Design and branding:
- Which features are essential for the website design to work (the form follows function principle)?
- Are there any brand guidelines or standard (proprietary) digital assets and how do we get them?
- Are there any examples you’re looking at, any inspiration you’re thinking of (look at competition, similar concept websites … and so on)?
- Is there a need for a specific mobile website design (mobile, tablet etc.)?
- How much content in how many languages will the website support and, if multilingual, where do translations come from?
- Are there cultural and geographical constraints, will different content be shown based on this (for example, different prices by country)?
- Who will provide copy, translations and digital assets (texts, photography, video)?
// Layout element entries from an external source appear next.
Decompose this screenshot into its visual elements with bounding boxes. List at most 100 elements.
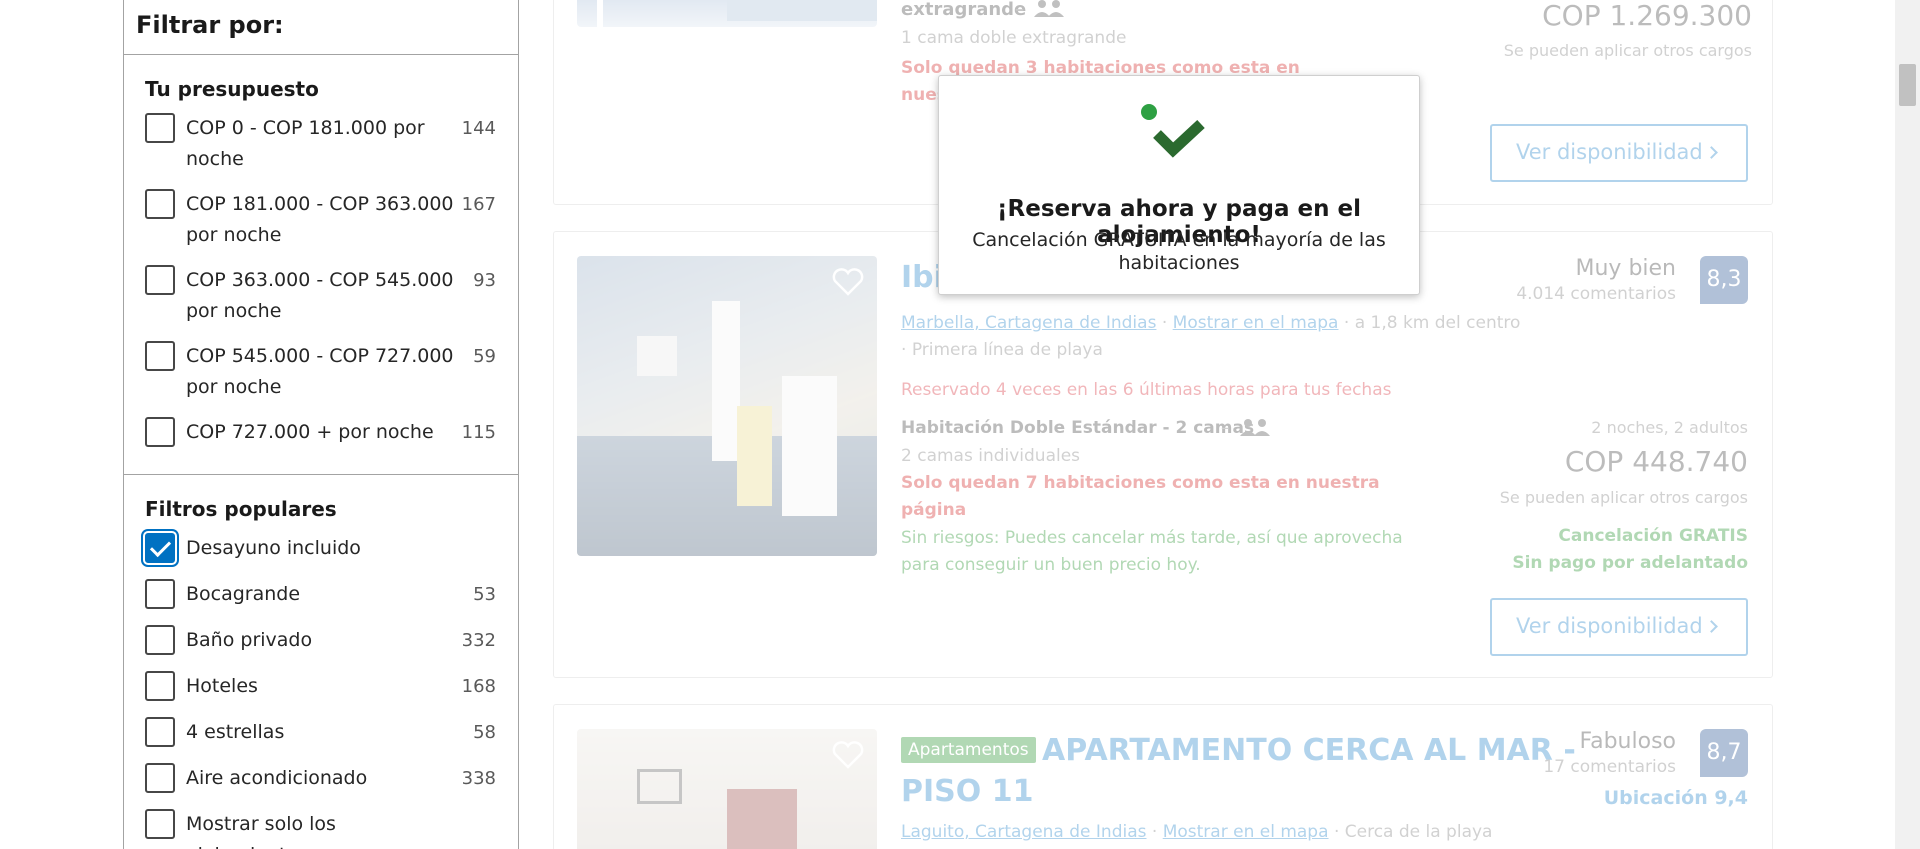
- separator-dot: ·: [1333, 822, 1345, 842]
- filter-label: Hoteles: [186, 675, 258, 697]
- location-link[interactable]: Laguito, Cartagena de Indias: [901, 822, 1147, 842]
- see-availability-button[interactable]: Ver disponibilidad: [1490, 124, 1748, 182]
- extra-charges: Se pueden aplicar otros cargos: [1499, 488, 1748, 507]
- filter-option[interactable]: Bocagrande 53: [124, 579, 518, 610]
- popular-filter-group: Filtros populares Desayuno incluido Bocag…: [124, 475, 518, 849]
- filter-checkbox[interactable]: [145, 763, 175, 793]
- filter-option[interactable]: COP 363.000 - COP 545.000 por noche 93: [124, 265, 518, 327]
- location-score: Ubicación 9,4: [1603, 787, 1748, 809]
- filter-checkbox[interactable]: [145, 717, 175, 747]
- filter-count: 93: [473, 270, 496, 291]
- filter-count: 115: [461, 422, 496, 443]
- filter-option[interactable]: Mostrar solo los alojamientos: [124, 809, 518, 849]
- see-availability-button[interactable]: Ver disponibilidad: [1490, 598, 1748, 656]
- property-photo[interactable]: [577, 256, 877, 556]
- filter-count: 59: [473, 346, 496, 367]
- filter-option[interactable]: COP 0 - COP 181.000 por noche 144: [124, 113, 518, 175]
- heart-icon[interactable]: [832, 741, 864, 769]
- location-line: Marbella, Cartagena de Indias · Mostrar …: [901, 313, 1520, 333]
- filter-label: Aire acondicionado: [186, 767, 368, 789]
- filter-checkbox[interactable]: [145, 189, 175, 219]
- filter-checkbox[interactable]: [145, 809, 175, 839]
- filters-header: Filtrar por:: [124, 0, 518, 55]
- filter-label: COP 363.000 - COP 545.000 por noche: [186, 269, 454, 322]
- filter-checkbox[interactable]: [145, 579, 175, 609]
- bed-type: 2 camas individuales: [901, 446, 1081, 466]
- no-risk-message-line2: para conseguir un buen precio hoy.: [901, 555, 1201, 575]
- filter-checkbox[interactable]: [145, 341, 175, 371]
- recent-bookings: Reservado 4 veces en las 6 últimas horas…: [901, 380, 1392, 400]
- room-name-separator: –: [1015, 0, 1024, 20]
- popular-filters-title: Filtros populares: [145, 497, 337, 521]
- filter-option[interactable]: Hoteles 168: [124, 671, 518, 702]
- filter-option[interactable]: COP 181.000 - COP 363.000 por noche 167: [124, 189, 518, 251]
- filter-label: COP 545.000 - COP 727.000 por noche: [186, 345, 454, 398]
- separator-dot: ·: [1343, 313, 1355, 333]
- show-on-map-link[interactable]: Mostrar en el mapa: [1163, 822, 1329, 842]
- scarcity-message-line1: Solo quedan 7 habitaciones como esta en …: [901, 473, 1380, 493]
- page-scrollbar[interactable]: [1895, 0, 1920, 849]
- filter-option[interactable]: Baño privado 332: [124, 625, 518, 656]
- beachfront-label: Primera línea de playa: [911, 340, 1103, 360]
- distance-from-center: a 1,8 km del centro: [1354, 313, 1521, 333]
- filter-checkbox[interactable]: [145, 265, 175, 295]
- no-risk-message-line1: Sin riesgos: Puedes cancelar más tarde, …: [901, 528, 1403, 548]
- filter-checkbox[interactable]: [145, 671, 175, 701]
- filter-label: Baño privado: [186, 629, 313, 651]
- location-link[interactable]: Marbella, Cartagena de Indias: [901, 313, 1156, 333]
- filter-checkbox[interactable]: [145, 113, 175, 143]
- separator-dot: ·: [901, 340, 912, 360]
- property-title-line2[interactable]: PISO 11: [901, 774, 1033, 809]
- budget-filter-group: Tu presupuesto COP 0 - COP 181.000 por n…: [124, 55, 518, 475]
- filter-count: 167: [461, 194, 496, 215]
- scarcity-message-line2: página: [901, 500, 967, 520]
- filter-count: 168: [461, 676, 496, 697]
- stay-info: 2 noches, 2 adultos: [1591, 418, 1748, 437]
- separator-dot: ·: [1151, 822, 1163, 842]
- popular-options: Desayuno incluido Bocagrande 53 Baño privad…: [124, 533, 518, 849]
- filters-sidebar: Filtrar por: Tu presupuesto COP 0 - COP …: [123, 0, 519, 849]
- filter-label: Bocagrande: [186, 583, 301, 605]
- separator-dot: ·: [1161, 313, 1173, 333]
- heart-icon[interactable]: [832, 268, 864, 296]
- filter-label: COP 727.000 + por noche: [186, 421, 434, 443]
- filter-checkbox[interactable]: [145, 417, 175, 447]
- budget-title: Tu presupuesto: [145, 77, 319, 101]
- filter-option[interactable]: COP 727.000 + por noche 115: [124, 417, 518, 448]
- review-score: 8,7: [1700, 729, 1748, 777]
- filter-option[interactable]: 4 estrellas 58: [124, 717, 518, 748]
- beachfront-line: · Primera línea de playa: [901, 340, 1103, 360]
- chevron-right-icon: [1705, 146, 1718, 159]
- near-beach: Cerca de la playa: [1344, 822, 1493, 842]
- free-cancellation: Cancelación GRATIS: [1558, 526, 1748, 546]
- filter-option[interactable]: COP 545.000 - COP 727.000 por noche 59: [124, 341, 518, 403]
- pay-at-property-popup: ¡Reserva ahora y paga en el alojamiento!…: [938, 75, 1420, 295]
- scrollbar-thumb[interactable]: [1899, 64, 1916, 106]
- filter-checkbox[interactable]: [145, 625, 175, 655]
- button-label: Ver disponibilidad: [1516, 614, 1703, 638]
- filter-checkbox[interactable]: [145, 533, 175, 563]
- guests-icon: [1034, 0, 1064, 17]
- price: COP 448.740: [1564, 445, 1748, 478]
- property-title-line1[interactable]: APARTAMENTO CERCA AL MAR -: [1042, 733, 1576, 768]
- price: COP 1.269.300: [1542, 0, 1752, 32]
- property-photo[interactable]: [577, 729, 877, 849]
- filter-label: Mostrar solo los alojamientos: [186, 813, 336, 849]
- filter-count: 53: [473, 584, 496, 605]
- review-score: 8,3: [1700, 256, 1748, 304]
- review-count: 4.014 comentarios: [1516, 284, 1676, 304]
- filter-option[interactable]: Aire acondicionado 338: [124, 763, 518, 794]
- button-label: Ver disponibilidad: [1516, 140, 1703, 164]
- filter-label: COP 181.000 - COP 363.000 por noche: [186, 193, 454, 246]
- filter-count: 58: [473, 722, 496, 743]
- no-prepayment: Sin pago por adelantado: [1512, 553, 1748, 573]
- bed-type: 1 cama doble extragrande: [901, 28, 1127, 48]
- property-type-badge: Apartamentos: [901, 737, 1036, 763]
- property-photo[interactable]: [577, 0, 877, 27]
- filter-count: 332: [461, 630, 496, 651]
- guests-icon: [1240, 419, 1270, 436]
- room-name-separator: –: [1221, 418, 1230, 438]
- filter-option[interactable]: Desayuno incluido: [124, 533, 518, 564]
- location-line: Laguito, Cartagena de Indias · Mostrar e…: [901, 822, 1492, 842]
- show-on-map-link[interactable]: Mostrar en el mapa: [1173, 313, 1339, 333]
- How much content will be generated by visitors/users and will there be moderation?
Maintenance and metrics:
- Who will maintain the content and what is their level of technical knowledge?
- Who will do the technical maintenance? Do they have specific needs?
- Are you using tracking services (Omniture, Google Analytics, Clicky)?
- Are there special reporting needs the website has to provide (e.g. easy database exports, dashboard)?
Website launch or marketing (say marketing strategy isn’t part of your deliverable):
- How will the website be launched (phased launch, big bang, public beta)?
- Are there associated offline media campaigns (TV, radio, print) and what kind of visitor impact is there to expect?
- Are there online marketing campaigns (activity on social networks, bannering, email marketing)?
- How optimized does the content need to be for search engines (if SEO is important, which keywords)?
Purpose and usability:
- What’s the main audience of the website?
- Which information should be on the website, how will people navigate the content (information architecture, content prioritization)?
- Are there specific accessibility needs (visitors with visual or cognitive difficulties and so on)?
- How will the website be visited most? Is a mobile or tablet version a priority?
Expert tip: Start your questions on the topic you feel is unlikely to change when you’re doing your interview and work your way up from there. I’ve put the checklists in a rather bottom-up, technology-first order but there’s no particular reason to follow that order in your interview.
When you have a sufficient level of detail, you can start discussing milestones and working on planning and resource allocation.
Never forget that one of the first things you should find out from a client as a PM is ‘Why are you doing this project?’ If you don’t know that, you can’t do your work.